Ohio House budget updates abortion reporting requirements
(A LONG overdue action)

As reported in the Ohio Statehouse Bureau: The Ohio Department of Health produces the Ohio Abortion Report each year that gives information about abortions being performed during a calendar year. A new provision in the Ohio House budget would expand the information collected and make it available continuously. But abortion rights supporters suspect the provision is unconstitutional.
The budget would require the Ohio Department of Health to establish an online dashboard. Information on abortions should be updated monthly.

The scope of the information required would also be far greater than it is now. It would require providers to list each patient’s education level, zip code, number of previous abortions, menstrual history, Rh factor in blood, and the method of contraception used at the time of conception, if any.
Cincinnati Right to Life Executive Director Laura Strietmann adds, “The reporting system for abortions in Ohio is flawed. The system is so slow, by the time we receive the tragic numbers of preborn slaughters for the previous year, 9 months of the new year have passed. During the 2020 pandemic Ohio was able to report Covid stats daily, so monthly abortions stats should be pretty simple to calculate. We know the abortion industry knows their profit each week and should be able to report the executions that are making them millions of dollars in our state.”
As a reminder, Ohio is now a tourist destination for abortions. Instead of sporting events, amusement parks, zoos, and other Ohio attractions, people travel here to kill their preborn child.
Cincinnati Right to Life’s full-time Sidewalk Advocates for Life count over 600 vehicles entering the Auburn Avenue facility of death each week. Half of the cars have out of state license plates with Kentucky, Indiana, and Tennessee leading the abortion tourists coming to Cincinnati.
The Buckeye State has become the “Bloodbath State.”

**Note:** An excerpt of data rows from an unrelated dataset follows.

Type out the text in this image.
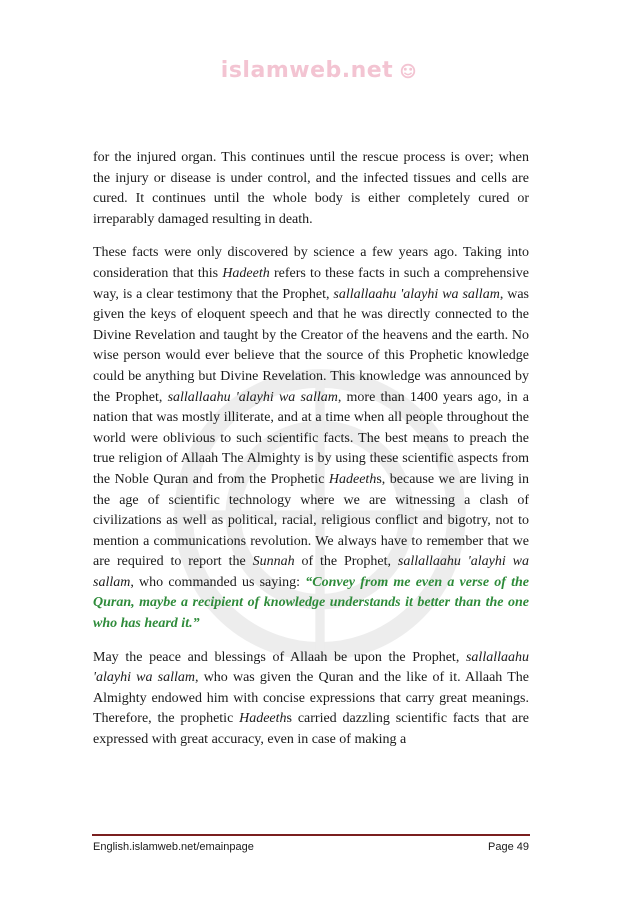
islamweb.net

for the injured organ. This continues until the rescue process is over; when the injury or disease is under control, and the infected tissues and cells are cured. It continues until the whole body is either completely cured or irreparably damaged resulting in death.

These facts were only discovered by science a few years ago. Taking into consideration that this Hadeeth refers to these facts in such a comprehensive way, is a clear testimony that the Prophet, sallallaahu 'alayhi wa sallam, was given the keys of eloquent speech and that he was directly connected to the Divine Revelation and taught by the Creator of the heavens and the earth. No wise person would ever believe that the source of this Prophetic knowledge could be anything but Divine Revelation. This knowledge was announced by the Prophet, sallallaahu 'alayhi wa sallam, more than 1400 years ago, in a nation that was mostly illiterate, and at a time when all people throughout the world were oblivious to such scientific facts. The best means to preach the true religion of Allaah The Almighty is by using these scientific aspects from the Noble Quran and from the Prophetic Hadeeths, because we are living in the age of scientific technology where we are witnessing a clash of civilizations as well as political, racial, religious conflict and bigotry, not to mention a communications revolution. We always have to remember that we are required to report the Sunnah of the Prophet, sallallaahu 'alayhi wa sallam, who commanded us saying: “Convey from me even a verse of the Quran, maybe a recipient of knowledge understands it better than the one who has heard it.”

May the peace and blessings of Allaah be upon the Prophet, sallallaahu 'alayhi wa sallam, who was given the Quran and the like of it. Allaah The Almighty endowed him with concise expressions that carry great meanings. Therefore, the prophetic Hadeeths carried dazzling scientific facts that are expressed with great accuracy, even in case of making a

English.islamweb.net/emainpage	Page 49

In March of this year, Planned Parenthood’s research arm, the Guttmacher Institute, released a policy analysis making the case that states should cease mandating the reporting of abortion data. Guttmacher argues that states should instead move to a model where the reporting of abortion data is voluntary.
As shared by Dr. Michael New, in the policy analysis, Guttmacher acknowledges that abortion data can be “vital in shaping public policies to improve reproductive health access and outcomes.” However, it states that mandated data collection could be used to “harass” or “prosecute” abortion facilities or women who obtain abortions.
In Ohio, Jaime Miracle, deputy director of Abortion Forward, said Ohio already has some of the most medically unnecessary and burdensome reporting requirements in the nation.
“What this legislature is doing is forcing healthcare staff to comply with even more medically unnecessary regulations, meaning fewer appointments for patients,” Miracle said. “No one wants to wait longer to see a doctor because they’re busy completing extra paperwork to satisfy some politician’s agenda in the Ohio legislature.”
“If abortion is so “normal” and is “healthcare” then why is the big abortion lobby so afraid of sharing how many preborn children are dismembered and poisoned in Ohio and other states?” adds Strietmann.
Margie Christie, current Executive Director of Dayton RTL and retired Executive Director of Cincinnati RTL, Paula Westwood, both advocated for many years on behalf of an updated Ohio abortion reporting requirement.
On April 9, Wednesday afternoon, Ohio House lawmakers sent the state budget to the Senate by a 60-39 vote.
It is now up to the Senate to determine if these provisions stay in the budget. A vote is likely in the commander by June 12. The budget must be signed by Gov. Mike DeWine by June 30.